Do you know who liked Jill Abramson? Lots of women at the New York Times

The "brusque" former executive editor made it her business to help women in journalism. They will miss her

Published May 16, 2014 7:28PM (EDT)

  (Reuters)
(Reuters)

In all of the talk about what an awful terrible no good boss Jill Abramson was during her tenure as executive editor at the New York Times, the fact that plenty of people -- particularly women writers and editors at the Times -- happened to really like her seems to have gotten lost. So, too, have all of her accomplishments as the head of the newsroom.

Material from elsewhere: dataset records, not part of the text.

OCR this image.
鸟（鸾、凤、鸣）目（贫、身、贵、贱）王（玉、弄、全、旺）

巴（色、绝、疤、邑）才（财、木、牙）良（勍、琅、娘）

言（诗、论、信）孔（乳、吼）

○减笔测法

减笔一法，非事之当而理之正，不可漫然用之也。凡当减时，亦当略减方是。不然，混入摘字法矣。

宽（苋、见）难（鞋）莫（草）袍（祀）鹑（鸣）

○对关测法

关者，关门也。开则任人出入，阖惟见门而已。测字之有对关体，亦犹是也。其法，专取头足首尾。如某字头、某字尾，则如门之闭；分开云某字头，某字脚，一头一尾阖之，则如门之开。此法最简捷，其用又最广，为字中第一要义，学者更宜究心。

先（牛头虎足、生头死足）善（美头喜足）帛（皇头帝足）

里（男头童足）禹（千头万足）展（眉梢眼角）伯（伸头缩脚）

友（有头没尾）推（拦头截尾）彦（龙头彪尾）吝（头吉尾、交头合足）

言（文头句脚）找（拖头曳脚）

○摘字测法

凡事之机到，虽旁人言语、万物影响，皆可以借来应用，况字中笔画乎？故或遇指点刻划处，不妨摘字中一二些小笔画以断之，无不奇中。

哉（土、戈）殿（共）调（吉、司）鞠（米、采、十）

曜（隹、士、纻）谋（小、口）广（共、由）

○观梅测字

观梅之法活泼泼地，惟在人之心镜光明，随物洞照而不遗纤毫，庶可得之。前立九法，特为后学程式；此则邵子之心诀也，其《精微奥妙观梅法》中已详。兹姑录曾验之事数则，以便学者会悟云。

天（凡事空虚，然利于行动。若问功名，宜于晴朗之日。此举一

Amanda Hess corrects the record over at Slate:

When Abramson was unexpectedly fired from the Times on Wednesday—17 years after joining the paper, and just two-and-a-half years after being tapped to run it—media reporters noted that she had made history as the first female executive editor in the paper’s 160-year history. But shooting off that brief line makes it seem as if her contribution to women was as simple as ticking off a box on the Times’ diversity checklist. According to a half-dozen women who worked with her, though, Abramson’s brief stint as the female leader of a male-dominated institution proved to be a transformative experience. By the time she left, media critics would report that staffers deemed her “polarizing,” “bitchy,” and “not approachable.” But to many women at the New York Times, Jill Abramson was everything. [...]

The mark Abramson made on her female employees wasn’t just a matter of optics. Abramson was committed to increasing women’s representation at the paper, and she got results. In 2013 alone, Abramson tapped political editor Carolyn Ryan to replace David Leonhardt as Washington bureau chief and replaced national editor Sam Sifton with weekend editor Alison Mitchell. She also handed over the reins at the Sunday Book Review from Sam Tanenhaus to Pamela Paul, who has since made enormous strides in representing women, both female authors and critics, in the review. Abramson created a race and ethnicity beat at the paper, tapping national correspondent Tanzina Vega to cover it, and poached star local D.C. reporter Nikita Stewart from the Washington Post to report on New York’s City Hall. “It’s a point of pride,” Abramson told Times public editor Margaret Sullivan about successfully achieving gender equity among the paper’s highest-ranking editors.

But was she being brusque while addressing gender disparities and elevating female staffers at one of the most influential papers in the world? Can Dylan Byers weigh in on this please?